ADI levantou poeiras na República di kitchibá

Há males que vêm por bem. A ADI mudou o silêncio de mais de dois anos da antiga oposição parlamentar do trio MLSTP, PCD e MDFM em prol do controlo e da divulgação dos actos do actual executivo. Boa!

Na terça-feira, 14 de Maio, a opinião pública tomou conhecimento de que o partido ADI em São Tomé e Príncipe tinha em mãos documentos comprovando actos ilícitos na direcção das Pescas comprometendo ao próprio Ministro da Agricultura, Pescas e Desenvolvimento Rural, António Dias.

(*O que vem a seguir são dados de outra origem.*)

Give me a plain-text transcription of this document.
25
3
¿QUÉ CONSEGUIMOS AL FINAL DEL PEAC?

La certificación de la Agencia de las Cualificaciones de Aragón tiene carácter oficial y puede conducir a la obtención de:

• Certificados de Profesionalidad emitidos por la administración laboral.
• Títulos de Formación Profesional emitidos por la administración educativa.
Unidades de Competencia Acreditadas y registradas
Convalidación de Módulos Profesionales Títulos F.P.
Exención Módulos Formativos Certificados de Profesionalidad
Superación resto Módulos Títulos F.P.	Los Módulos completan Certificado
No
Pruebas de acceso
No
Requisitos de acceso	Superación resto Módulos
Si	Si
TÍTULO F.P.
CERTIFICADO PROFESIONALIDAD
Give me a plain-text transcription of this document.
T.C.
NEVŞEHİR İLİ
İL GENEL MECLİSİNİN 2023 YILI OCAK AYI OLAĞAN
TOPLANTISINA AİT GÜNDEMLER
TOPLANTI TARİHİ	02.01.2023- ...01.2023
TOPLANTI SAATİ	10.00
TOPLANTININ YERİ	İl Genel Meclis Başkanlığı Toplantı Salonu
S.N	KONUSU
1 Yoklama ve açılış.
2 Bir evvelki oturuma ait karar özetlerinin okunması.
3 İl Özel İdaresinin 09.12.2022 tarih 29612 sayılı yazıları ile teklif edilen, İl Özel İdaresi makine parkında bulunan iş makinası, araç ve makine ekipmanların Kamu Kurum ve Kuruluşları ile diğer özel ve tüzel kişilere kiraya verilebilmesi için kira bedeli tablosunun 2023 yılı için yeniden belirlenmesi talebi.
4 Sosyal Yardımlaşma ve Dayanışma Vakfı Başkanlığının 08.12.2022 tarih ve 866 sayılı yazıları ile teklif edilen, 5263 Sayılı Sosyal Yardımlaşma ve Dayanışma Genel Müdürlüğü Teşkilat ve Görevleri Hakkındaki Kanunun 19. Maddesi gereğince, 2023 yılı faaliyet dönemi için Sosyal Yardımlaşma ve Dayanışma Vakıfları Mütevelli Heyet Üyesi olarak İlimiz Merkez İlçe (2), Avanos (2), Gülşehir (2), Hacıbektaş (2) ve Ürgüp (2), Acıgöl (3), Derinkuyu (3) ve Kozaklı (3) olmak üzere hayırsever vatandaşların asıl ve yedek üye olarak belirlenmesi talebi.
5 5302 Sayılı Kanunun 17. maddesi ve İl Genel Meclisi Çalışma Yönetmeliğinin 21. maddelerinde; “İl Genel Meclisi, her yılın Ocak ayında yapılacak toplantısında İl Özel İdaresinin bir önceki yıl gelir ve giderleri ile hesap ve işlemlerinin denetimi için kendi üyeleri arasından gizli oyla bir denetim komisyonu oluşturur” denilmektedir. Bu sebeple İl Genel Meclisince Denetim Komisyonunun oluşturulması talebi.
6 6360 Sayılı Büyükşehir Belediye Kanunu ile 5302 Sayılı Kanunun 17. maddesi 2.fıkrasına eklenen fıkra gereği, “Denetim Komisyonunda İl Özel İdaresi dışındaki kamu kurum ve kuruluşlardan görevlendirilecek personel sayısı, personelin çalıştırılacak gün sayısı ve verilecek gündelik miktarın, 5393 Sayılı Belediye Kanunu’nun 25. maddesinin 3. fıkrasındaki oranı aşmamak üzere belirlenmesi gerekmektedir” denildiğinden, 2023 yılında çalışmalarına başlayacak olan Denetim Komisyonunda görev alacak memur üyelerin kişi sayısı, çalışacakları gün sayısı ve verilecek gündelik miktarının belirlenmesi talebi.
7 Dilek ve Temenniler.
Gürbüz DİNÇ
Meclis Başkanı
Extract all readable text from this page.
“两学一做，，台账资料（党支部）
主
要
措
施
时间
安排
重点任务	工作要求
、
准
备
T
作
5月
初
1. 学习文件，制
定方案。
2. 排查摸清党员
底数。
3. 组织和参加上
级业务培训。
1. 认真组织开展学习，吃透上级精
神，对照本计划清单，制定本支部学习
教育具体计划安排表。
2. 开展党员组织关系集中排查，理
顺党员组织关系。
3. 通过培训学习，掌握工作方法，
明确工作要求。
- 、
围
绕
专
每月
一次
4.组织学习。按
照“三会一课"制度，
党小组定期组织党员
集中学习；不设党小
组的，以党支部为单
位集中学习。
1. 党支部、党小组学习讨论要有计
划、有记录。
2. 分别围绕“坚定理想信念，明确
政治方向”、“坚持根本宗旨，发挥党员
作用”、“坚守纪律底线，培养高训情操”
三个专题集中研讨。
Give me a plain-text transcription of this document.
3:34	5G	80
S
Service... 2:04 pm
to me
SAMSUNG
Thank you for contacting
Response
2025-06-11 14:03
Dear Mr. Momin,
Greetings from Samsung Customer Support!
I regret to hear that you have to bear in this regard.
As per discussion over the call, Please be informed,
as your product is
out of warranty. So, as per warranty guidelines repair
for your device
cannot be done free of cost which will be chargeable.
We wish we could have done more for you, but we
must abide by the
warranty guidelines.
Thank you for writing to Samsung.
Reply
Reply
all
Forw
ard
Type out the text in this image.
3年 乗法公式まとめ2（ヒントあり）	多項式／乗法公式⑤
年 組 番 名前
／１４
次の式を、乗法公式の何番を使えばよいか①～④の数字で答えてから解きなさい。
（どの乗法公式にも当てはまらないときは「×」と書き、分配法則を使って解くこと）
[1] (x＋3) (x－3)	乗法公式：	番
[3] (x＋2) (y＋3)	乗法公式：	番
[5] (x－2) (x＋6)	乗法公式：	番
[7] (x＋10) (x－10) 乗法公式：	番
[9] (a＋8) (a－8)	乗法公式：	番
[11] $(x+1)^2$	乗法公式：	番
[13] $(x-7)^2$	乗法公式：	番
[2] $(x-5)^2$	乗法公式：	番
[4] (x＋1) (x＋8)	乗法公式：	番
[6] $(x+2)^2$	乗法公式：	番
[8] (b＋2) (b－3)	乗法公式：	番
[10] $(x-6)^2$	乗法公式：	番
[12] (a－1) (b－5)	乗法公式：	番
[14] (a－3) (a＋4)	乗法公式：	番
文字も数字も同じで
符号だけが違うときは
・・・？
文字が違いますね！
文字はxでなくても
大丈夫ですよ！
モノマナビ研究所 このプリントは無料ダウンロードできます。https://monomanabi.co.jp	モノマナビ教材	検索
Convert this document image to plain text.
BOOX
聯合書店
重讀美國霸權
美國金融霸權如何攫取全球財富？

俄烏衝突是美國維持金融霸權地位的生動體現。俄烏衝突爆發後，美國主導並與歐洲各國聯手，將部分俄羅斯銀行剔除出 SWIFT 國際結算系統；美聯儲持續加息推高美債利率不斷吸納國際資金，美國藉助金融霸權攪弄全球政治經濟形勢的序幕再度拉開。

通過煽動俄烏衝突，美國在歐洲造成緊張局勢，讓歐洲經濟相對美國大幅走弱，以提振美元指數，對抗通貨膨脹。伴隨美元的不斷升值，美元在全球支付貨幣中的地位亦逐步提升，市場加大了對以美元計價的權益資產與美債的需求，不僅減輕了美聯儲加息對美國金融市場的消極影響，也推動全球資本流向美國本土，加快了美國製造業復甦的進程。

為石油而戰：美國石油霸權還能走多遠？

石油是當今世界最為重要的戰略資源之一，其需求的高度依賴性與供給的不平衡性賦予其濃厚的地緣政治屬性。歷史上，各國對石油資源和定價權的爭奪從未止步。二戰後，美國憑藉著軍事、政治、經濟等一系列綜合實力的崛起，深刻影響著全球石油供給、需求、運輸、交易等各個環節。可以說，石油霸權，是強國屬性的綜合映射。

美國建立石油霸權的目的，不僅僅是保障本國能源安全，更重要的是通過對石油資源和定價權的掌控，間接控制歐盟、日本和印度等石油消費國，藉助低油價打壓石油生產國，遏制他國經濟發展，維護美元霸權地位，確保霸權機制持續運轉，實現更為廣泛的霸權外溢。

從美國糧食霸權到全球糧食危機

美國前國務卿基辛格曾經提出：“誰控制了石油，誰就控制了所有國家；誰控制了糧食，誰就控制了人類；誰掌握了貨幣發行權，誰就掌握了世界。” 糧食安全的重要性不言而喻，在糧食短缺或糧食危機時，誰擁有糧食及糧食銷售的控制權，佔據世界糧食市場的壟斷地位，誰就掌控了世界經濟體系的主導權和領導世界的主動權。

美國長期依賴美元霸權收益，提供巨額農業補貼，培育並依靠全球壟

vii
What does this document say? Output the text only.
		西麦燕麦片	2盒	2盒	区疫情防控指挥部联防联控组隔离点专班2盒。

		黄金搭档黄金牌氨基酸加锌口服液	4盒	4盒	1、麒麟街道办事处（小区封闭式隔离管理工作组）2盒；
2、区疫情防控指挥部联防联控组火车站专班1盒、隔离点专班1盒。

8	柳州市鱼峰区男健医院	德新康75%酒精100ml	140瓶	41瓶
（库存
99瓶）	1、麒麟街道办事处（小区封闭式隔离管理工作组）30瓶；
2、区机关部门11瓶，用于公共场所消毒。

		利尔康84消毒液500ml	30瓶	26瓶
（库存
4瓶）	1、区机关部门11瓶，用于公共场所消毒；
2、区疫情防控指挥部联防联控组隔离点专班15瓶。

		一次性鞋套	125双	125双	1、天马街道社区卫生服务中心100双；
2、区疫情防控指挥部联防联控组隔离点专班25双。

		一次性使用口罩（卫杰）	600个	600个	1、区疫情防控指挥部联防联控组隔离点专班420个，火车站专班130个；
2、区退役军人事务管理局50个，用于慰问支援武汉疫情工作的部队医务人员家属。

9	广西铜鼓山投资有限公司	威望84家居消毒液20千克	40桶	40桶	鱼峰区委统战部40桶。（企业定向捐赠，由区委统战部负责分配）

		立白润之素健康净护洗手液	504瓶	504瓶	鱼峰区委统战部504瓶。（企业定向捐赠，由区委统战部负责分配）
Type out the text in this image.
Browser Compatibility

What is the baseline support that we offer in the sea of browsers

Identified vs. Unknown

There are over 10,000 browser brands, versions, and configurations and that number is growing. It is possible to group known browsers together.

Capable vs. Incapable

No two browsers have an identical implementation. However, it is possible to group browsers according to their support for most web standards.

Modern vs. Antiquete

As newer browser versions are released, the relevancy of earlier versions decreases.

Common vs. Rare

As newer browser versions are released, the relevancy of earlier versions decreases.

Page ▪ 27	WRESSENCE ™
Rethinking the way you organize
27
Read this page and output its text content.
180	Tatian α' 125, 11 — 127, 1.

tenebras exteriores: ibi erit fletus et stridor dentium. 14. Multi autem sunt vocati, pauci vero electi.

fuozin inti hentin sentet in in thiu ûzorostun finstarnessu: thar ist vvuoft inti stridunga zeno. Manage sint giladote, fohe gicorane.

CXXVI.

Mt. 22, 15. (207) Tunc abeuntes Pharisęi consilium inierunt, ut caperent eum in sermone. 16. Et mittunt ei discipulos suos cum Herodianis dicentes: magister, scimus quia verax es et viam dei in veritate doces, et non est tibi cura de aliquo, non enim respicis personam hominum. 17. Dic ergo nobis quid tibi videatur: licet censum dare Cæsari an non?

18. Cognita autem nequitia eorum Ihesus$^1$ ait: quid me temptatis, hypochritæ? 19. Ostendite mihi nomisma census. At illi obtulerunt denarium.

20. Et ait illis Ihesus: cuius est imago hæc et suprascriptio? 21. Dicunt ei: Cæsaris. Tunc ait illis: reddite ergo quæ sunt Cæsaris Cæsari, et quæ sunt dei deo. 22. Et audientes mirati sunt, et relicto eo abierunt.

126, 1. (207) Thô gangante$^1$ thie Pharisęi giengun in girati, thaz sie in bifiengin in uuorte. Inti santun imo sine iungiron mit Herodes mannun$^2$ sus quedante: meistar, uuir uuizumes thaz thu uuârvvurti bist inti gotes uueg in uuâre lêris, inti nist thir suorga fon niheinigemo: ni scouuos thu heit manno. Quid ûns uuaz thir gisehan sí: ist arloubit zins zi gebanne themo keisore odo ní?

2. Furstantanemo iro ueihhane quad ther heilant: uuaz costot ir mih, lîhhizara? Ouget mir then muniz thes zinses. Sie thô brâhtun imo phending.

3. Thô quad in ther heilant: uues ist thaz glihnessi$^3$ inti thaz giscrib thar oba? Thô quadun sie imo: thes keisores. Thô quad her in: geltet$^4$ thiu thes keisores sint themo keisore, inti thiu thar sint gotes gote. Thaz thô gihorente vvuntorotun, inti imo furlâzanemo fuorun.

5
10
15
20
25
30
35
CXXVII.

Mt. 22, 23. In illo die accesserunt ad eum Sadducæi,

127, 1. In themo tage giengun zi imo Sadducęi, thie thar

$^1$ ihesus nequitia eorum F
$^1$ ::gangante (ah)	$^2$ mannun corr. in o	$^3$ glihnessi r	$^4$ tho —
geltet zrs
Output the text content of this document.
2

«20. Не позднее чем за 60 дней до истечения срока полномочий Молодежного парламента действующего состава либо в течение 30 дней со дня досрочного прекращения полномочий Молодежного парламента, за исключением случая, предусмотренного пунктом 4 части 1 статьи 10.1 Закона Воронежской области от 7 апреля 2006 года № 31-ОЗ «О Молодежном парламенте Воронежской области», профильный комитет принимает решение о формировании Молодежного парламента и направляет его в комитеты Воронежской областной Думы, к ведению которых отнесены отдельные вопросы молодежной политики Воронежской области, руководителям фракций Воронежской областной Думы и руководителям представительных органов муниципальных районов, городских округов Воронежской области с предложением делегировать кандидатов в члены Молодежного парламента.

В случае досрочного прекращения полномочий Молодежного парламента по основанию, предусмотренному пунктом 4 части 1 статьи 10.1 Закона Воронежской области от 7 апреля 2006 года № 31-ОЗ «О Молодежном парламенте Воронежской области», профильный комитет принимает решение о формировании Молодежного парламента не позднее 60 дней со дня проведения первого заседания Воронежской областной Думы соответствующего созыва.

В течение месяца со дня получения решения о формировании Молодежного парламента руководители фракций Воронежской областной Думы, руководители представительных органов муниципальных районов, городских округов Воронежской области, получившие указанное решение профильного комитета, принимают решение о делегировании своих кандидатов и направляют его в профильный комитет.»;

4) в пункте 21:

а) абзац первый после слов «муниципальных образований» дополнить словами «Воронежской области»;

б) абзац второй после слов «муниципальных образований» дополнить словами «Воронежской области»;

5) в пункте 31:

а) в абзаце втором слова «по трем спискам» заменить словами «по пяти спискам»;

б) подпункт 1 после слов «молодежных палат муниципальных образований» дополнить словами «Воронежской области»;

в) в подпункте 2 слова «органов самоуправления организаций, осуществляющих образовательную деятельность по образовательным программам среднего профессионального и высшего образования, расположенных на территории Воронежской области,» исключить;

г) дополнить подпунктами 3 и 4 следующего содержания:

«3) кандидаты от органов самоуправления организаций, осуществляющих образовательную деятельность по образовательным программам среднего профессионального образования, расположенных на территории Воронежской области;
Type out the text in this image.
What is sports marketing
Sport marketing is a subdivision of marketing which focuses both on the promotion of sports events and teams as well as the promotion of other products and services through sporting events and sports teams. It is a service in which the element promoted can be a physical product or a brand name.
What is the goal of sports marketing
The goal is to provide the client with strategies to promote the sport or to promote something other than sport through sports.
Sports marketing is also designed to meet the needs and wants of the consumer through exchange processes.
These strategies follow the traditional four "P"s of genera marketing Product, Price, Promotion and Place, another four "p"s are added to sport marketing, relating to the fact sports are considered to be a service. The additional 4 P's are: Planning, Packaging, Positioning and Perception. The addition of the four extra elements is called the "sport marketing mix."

A notícia correu em flecha nos quiosques de Mé-Zóchi, distrito decisivo nos actos eleitorais, na medida que a ADI encarregou Alexandre Guadalupe, deputado representando esse distrito, a anunciar os actos de corrupção de um ministro, adversário político de casa pelo Partido de Convergência Democrática.

O deputado, um puto d’África a sentir os cabelos brancos do meio século da nossa África, foi peremptório em garantir que o seu partido, na manhã seguinte, iria dar entrada a queixa-crime na Procuradoria-Geral da República com cópias ao Presidente da República, Presidente da Assembleia Nacional e Primeiro-Ministro, numa demonstração de que todos, ainda somos alunos na escola da democracia e estamos atentos a tirar ilações para não repetirmos aos erros. Kem non akreditô fikô com dobra sem tróká!

Na manhã seguinte, Ilísio Teixeira, jurista e antigo ministro da Justiça do XIV Governo constitucional honrou as palavras do deputado do seu partido. Subiu queixa-crime a justiça, onde em vinte pontos, a ADI narra os actos lesivos a República, descritos em três acusações, todas puníveis no novo Código Penal são-tomense:

  • Crime de corrupção passiva para ato ilícito, artigo 452º
  • Crime de participação económica em negócio, artigo 459º
  • Crime de abuso de poderes, artigo 464º

Esses crimes são imputados aos responsáveis das pescas, nas pessoas dos senhores José Eva, Graciano Costa e Olavo Aníbal, todos mais ou menos da família do PCD, comprovando a partidarização da coisa pública no nosso Somos Todos Primos.

Os três quadros, sendo respectivamente, director das Pescas, chefe do Departamento de Investigação e Protecção dos Recursos Haliêuticos e Assessor do ministro, fundaram e refundaram ou reformularam, dentro do serviço de Estado, a sociedade de interesse privado passando a denominar de SOPESCOSER Lda. para ser parceira do Estado nas negociações com entidades estrangeiras, públicas e privadas, ao mesmo tempo que defende os negócios privados, usurpando as operações da empresa Equador, detentora do mercado nacional no agenciamento de navios que operam ou pretendam exercer nas águas territoriais de São Tomé e Príncipe.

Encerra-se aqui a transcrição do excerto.